As she steps towards him, she sees the man who saved her in Sokovia, who watched sitcoms in comfort with her, the man who printed out the recipe, who she snuck around the world with, the man she had in her bed. She saw him just in pieces and could probably still remember the burst of energy the mindstone gave off when she destroyed it and was just he was dead. So when she puts her hand over his head says “I can’t feel you,” for the first time” all she was, was unbelievably sad and heartbroken. Another loved one, maybe the most important one yet, is lost to her.
But the second time she says it, it isn’t for dramatic effect, you can hear it in her voice and see it on her face. It’s a whisper of depression and a tiny bit of peace. He isn’t just dead. This man, not a machine, is gone. He is not suffering as they pull him apart, he doesn’t feel weighed down by the stone. He was the man she loved and had to kill and then watch be murdered a second time and he was simply gone. So that’s why she could simply walk out of SWORD. She would have just kept crying right there but no she pulled herself away because it was never the “three billion dollars vibranium” for her, it was everything else.
So she walked out and to her car. Wanda walked away from what was gone and drove to what she actually had left of him. See, Vision never gave her a ring or some little trinket, he wanted to give her his word, but they never had the chance. As she said in Infinity War, “We wanted more time.” But what that means is without him, she really has no item she can burn, keep in her pocket, or hold close to her chest.
We find out though that he gave her a plot of land, in a place that needed some TLC just like her when they met.

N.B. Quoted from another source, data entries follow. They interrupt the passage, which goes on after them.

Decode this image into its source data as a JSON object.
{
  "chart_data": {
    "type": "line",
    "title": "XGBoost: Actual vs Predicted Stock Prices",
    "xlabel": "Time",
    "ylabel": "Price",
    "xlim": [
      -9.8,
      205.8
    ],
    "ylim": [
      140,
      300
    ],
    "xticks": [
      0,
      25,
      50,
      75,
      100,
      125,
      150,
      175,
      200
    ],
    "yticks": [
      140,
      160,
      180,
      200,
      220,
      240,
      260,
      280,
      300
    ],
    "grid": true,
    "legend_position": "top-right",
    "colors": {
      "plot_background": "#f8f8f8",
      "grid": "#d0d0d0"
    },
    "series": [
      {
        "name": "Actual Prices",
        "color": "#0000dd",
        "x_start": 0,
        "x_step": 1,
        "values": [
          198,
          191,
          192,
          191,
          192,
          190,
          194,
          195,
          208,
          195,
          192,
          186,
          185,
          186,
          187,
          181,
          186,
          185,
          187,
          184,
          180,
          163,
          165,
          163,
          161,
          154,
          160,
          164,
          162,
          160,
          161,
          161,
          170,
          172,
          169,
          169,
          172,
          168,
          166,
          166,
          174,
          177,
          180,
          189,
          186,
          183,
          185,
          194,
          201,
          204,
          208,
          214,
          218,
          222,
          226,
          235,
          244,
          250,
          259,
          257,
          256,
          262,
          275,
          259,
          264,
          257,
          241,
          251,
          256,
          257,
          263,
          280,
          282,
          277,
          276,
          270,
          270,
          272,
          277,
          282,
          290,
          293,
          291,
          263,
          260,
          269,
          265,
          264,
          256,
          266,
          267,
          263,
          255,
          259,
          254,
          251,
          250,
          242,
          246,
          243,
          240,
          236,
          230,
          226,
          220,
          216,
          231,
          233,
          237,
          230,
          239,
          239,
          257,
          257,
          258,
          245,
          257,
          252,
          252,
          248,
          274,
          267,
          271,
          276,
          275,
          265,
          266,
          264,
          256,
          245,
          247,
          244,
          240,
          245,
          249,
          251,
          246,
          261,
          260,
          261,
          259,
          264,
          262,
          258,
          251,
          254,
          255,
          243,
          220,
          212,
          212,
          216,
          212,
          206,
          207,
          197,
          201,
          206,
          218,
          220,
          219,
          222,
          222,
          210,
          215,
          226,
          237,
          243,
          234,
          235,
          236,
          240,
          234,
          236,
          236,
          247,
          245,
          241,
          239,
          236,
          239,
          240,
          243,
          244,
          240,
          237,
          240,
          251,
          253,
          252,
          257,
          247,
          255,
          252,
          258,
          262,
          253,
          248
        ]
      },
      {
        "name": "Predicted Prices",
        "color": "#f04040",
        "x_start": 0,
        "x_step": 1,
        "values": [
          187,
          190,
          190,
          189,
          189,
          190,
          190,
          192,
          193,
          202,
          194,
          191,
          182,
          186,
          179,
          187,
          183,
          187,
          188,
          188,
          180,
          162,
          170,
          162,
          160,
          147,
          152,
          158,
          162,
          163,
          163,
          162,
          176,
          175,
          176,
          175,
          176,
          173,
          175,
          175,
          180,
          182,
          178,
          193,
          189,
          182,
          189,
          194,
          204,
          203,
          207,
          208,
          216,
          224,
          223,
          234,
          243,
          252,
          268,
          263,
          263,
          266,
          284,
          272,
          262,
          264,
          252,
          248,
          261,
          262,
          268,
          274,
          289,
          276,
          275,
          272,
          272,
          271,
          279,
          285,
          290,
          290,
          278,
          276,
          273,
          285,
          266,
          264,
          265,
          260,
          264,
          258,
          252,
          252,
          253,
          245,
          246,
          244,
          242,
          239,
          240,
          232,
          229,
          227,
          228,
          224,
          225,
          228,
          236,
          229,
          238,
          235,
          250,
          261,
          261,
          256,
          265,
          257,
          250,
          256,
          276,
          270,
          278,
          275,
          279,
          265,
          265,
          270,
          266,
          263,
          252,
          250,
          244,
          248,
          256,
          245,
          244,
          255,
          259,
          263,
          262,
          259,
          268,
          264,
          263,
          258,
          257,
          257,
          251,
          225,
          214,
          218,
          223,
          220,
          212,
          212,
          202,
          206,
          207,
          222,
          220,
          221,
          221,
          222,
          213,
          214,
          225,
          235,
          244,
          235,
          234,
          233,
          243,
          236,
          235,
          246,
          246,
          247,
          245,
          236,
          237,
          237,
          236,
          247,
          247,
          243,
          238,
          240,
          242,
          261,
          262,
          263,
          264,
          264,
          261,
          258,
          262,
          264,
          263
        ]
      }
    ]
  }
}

So she goes to that. That is where she goes and she looks at the deed with his last note to her on it, “To grow old in.” He was never going to grow old, and maybe if she is like Agnes she can’t either, but I don’t think he meant old as a couple. I think he meant for her to grow old in. Either with him there to take care of her as she grows grey and frail or maybe he means for her to grow old in without him just so he knows she has a place after his sacrifice.
She walks through the entrance that she wishes he could have carried her through when they got married or the one he could come home to greet her like her parents once did. That’s where she breaks down. Wanda wanted a future with him and that future, her love for sitcoms, her desire for a picturesque life, and Vision all just come pouring out of her. Literally.
She cannot take the pain so she lets everything pour out because her love preserved even after his death but she never even got the chance to tell him those three simple words when he was alive.